By analyzing methane in the skies of Jupiter and Saturn's moon Titan, scientists are now pinpointing what effects this global warming gas is having on Earth, a new study finds.
Greenhouse gases warm the planet by trapping heat from the sun. The greenhouse gas that most often makes news is the carbon dioxide generated in great amounts by the burning of fossil fuels. However, methane is an even more potent greenhouse gas, pound for pound capable of warming the planet more than 25 times more than carbon dioxide over the span of a century, according to the Intergovernmental Panel on Climate Change (IPCC).
In the new study, researchers focused on the most poorly understood aspect of the role of methane in global warming — how much short-wavelength solar radiation it absorbs. Previous estimates from the IPCC regarding the effects of increased methane emissions on global climate omitted the impact of shortwave absorption. [Photographic Proof of Climate Change: Time-Lapse Images of Retreating Glaciers]
Recent climate models are designed to account for shortwave absorption of methane. However, their accuracy is limited by uncertainties in how well methane absorbs shortwave radiation. Whereas the carbon dioxide molecule has a relatively simple linear shape, methane has a more complex tetrahedral shape, and the way it responds to light is also complicated — too much so to pin down in the lab.
Instead, scientists examine the atmospheres of Jupiter and Saturn's largest moon Titan, which both have "at least a thousand times greater concentration of methane than Earth's atmosphere," study co-author Dan Feldman, a climate scientist at Lawrence Berkeley National Laboratory in Berkeley, California, told Space.com.

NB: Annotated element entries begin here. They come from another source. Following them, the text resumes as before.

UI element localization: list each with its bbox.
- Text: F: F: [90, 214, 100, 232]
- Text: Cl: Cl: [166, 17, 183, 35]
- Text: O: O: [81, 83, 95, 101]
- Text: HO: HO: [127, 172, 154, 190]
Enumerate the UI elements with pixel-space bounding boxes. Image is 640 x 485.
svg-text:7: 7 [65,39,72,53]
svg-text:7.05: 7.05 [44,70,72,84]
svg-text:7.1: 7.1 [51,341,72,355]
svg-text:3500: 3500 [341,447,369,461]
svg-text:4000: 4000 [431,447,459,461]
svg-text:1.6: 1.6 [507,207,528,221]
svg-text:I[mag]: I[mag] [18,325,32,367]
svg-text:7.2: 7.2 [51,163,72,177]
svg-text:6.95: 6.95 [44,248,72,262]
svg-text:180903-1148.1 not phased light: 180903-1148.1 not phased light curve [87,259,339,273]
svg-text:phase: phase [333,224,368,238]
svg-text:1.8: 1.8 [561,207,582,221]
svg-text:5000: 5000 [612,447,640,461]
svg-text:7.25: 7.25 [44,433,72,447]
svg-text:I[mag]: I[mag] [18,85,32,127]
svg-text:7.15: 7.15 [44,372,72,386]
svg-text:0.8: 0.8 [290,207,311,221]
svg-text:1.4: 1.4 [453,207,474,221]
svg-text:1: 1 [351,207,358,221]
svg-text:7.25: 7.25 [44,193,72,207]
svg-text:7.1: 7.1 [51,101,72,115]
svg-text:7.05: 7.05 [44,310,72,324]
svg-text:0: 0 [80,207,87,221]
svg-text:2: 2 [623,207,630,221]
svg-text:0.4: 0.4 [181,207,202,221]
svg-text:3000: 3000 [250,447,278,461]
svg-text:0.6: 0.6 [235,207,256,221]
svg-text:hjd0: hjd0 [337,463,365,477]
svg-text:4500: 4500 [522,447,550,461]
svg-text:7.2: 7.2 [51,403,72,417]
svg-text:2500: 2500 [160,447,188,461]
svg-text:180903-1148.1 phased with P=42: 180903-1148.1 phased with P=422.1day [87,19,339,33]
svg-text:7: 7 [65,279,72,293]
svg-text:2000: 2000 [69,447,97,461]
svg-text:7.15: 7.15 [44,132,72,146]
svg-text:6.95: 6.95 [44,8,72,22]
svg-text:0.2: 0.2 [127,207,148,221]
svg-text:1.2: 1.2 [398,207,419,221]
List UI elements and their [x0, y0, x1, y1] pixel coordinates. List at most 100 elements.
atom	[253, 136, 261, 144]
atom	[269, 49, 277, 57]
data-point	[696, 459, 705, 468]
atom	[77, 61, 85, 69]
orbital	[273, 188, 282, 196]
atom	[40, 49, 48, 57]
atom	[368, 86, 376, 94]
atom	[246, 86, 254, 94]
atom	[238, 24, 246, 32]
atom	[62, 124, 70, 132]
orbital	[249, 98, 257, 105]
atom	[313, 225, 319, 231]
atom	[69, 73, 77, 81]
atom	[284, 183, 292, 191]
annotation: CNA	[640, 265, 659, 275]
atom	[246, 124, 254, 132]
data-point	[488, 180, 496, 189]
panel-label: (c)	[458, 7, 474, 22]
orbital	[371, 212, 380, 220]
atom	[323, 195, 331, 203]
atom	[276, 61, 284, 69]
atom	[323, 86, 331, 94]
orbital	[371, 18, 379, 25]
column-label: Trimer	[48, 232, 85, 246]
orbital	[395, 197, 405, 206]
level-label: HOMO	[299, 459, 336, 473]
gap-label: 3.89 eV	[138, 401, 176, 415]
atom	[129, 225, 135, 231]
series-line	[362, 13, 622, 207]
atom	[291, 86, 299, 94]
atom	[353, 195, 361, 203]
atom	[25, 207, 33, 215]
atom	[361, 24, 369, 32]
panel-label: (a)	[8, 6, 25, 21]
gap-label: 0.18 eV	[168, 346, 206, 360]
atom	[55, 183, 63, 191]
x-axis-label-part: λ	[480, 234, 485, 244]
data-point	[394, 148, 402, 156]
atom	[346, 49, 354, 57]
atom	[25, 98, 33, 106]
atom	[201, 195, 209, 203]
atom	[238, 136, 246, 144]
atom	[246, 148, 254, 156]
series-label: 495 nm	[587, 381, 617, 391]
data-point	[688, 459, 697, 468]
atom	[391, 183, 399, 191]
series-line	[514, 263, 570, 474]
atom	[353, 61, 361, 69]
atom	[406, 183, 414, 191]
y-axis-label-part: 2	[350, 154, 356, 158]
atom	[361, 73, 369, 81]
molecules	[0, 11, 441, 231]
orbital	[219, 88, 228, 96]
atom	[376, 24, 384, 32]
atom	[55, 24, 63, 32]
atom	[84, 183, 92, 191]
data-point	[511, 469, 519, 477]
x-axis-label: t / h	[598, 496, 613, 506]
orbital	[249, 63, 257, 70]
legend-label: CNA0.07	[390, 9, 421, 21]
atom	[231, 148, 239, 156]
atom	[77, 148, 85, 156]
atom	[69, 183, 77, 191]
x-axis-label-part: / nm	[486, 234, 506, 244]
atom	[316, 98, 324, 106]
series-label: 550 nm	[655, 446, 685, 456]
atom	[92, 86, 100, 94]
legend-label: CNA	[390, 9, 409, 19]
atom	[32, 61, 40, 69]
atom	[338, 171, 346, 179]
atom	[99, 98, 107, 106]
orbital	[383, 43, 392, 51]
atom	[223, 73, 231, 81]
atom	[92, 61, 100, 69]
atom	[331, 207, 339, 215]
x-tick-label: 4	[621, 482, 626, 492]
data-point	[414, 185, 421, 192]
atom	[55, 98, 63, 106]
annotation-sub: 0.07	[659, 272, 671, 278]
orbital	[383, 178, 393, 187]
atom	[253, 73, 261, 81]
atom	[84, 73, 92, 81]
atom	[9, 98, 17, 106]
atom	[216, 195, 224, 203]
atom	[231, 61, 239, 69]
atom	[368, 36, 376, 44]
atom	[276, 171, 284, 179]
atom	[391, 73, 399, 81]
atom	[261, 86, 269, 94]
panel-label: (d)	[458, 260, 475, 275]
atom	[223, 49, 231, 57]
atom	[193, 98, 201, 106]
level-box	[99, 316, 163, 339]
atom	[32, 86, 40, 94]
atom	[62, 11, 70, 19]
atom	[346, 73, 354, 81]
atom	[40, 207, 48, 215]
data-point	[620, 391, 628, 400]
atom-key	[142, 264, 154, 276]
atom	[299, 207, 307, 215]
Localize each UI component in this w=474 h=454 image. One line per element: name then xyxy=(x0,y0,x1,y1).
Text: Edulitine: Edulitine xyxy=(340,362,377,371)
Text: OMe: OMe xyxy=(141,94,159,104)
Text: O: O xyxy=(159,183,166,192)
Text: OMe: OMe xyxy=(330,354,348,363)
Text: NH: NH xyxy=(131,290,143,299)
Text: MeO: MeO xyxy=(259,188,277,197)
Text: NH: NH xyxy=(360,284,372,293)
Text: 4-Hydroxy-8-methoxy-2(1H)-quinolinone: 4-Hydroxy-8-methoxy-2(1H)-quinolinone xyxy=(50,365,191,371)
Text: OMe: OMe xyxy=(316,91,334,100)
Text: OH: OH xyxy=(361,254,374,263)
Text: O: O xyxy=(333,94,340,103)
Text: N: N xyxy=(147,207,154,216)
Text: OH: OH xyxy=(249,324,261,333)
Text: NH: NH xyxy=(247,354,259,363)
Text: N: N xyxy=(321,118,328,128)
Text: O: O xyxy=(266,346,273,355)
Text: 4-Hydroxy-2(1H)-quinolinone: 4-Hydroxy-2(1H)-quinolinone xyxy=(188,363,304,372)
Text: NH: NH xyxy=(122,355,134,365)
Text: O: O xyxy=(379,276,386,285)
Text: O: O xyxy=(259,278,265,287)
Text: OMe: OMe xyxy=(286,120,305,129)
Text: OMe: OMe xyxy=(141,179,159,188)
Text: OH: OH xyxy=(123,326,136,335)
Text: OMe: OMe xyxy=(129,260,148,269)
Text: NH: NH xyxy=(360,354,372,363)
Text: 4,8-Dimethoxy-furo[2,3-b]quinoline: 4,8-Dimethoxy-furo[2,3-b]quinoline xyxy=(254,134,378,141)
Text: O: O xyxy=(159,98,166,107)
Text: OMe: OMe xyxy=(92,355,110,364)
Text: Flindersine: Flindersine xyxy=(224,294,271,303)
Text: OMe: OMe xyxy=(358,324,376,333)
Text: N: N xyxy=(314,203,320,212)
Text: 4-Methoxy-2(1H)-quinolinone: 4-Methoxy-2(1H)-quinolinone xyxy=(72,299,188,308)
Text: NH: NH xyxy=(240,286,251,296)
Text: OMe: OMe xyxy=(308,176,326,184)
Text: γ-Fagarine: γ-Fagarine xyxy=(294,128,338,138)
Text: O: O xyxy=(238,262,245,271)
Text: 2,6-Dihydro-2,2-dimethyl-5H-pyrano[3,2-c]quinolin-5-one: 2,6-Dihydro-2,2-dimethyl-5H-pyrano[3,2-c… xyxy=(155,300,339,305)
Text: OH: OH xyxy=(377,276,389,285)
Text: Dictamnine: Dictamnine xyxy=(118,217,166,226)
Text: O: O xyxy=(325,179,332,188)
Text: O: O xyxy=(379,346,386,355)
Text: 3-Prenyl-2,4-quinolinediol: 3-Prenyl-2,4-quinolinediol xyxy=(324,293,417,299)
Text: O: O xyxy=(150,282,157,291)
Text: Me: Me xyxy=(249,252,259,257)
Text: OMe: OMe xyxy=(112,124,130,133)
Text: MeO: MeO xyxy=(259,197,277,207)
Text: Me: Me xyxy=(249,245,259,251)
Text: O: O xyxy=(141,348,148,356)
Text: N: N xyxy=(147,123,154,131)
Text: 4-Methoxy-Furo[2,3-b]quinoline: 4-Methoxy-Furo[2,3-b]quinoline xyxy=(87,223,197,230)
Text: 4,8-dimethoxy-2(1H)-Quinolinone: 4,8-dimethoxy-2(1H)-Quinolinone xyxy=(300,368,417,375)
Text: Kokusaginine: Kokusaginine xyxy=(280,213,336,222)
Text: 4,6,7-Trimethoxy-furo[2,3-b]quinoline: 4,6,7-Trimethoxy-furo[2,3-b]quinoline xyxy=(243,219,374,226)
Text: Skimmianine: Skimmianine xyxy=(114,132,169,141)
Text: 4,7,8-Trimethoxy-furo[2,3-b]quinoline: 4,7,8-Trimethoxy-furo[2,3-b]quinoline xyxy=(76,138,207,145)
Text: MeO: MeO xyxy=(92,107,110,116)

As such, these celestial bodies can serve as "natural laboratories" for investigating sunlight's effects on methane, he explained.
The scientists analyzed data of Titan from the European Space Agency's Huygens probe, which landed on the big moon in January 2005, and of Jupiter from NASA's Hubble Space Telescope. This helped pinpoint how methane absorbs various short wavelengths of sunlight, data the researchers plugged into climate models of Earth.
The scientists found the global warming effects of methane are likely not uniform on Earth, but vary over the planet's surface. For instance, since deserts near the equator have bright, exposed surfaces that reflect light upward, shortwave absorption is 10 times stronger over regions such as the Sahara desert and the Arabian Peninsula than elsewhere on Earth, Feldman said.
In addition, the presence of clouds can increase methane-shortwave absorption by nearly threefold. The researchers noted these effects west of southern Africa and the Americas, and with the cloud systems in the Intertropical Convergence Zone near the equator.
"We can really nail down the methane greenhouse effect on Earth based on observations of Jupiter and Titan," Feldman said.
These findings support previous climate models regarding methane's effects on global warming. The researchers said their work could help advance climate-change mitigation strategies by clarifying the risks different regions across the world face.
The scientists detailed their findings online Wednesday (Sept. 26) in the journal Science Advances.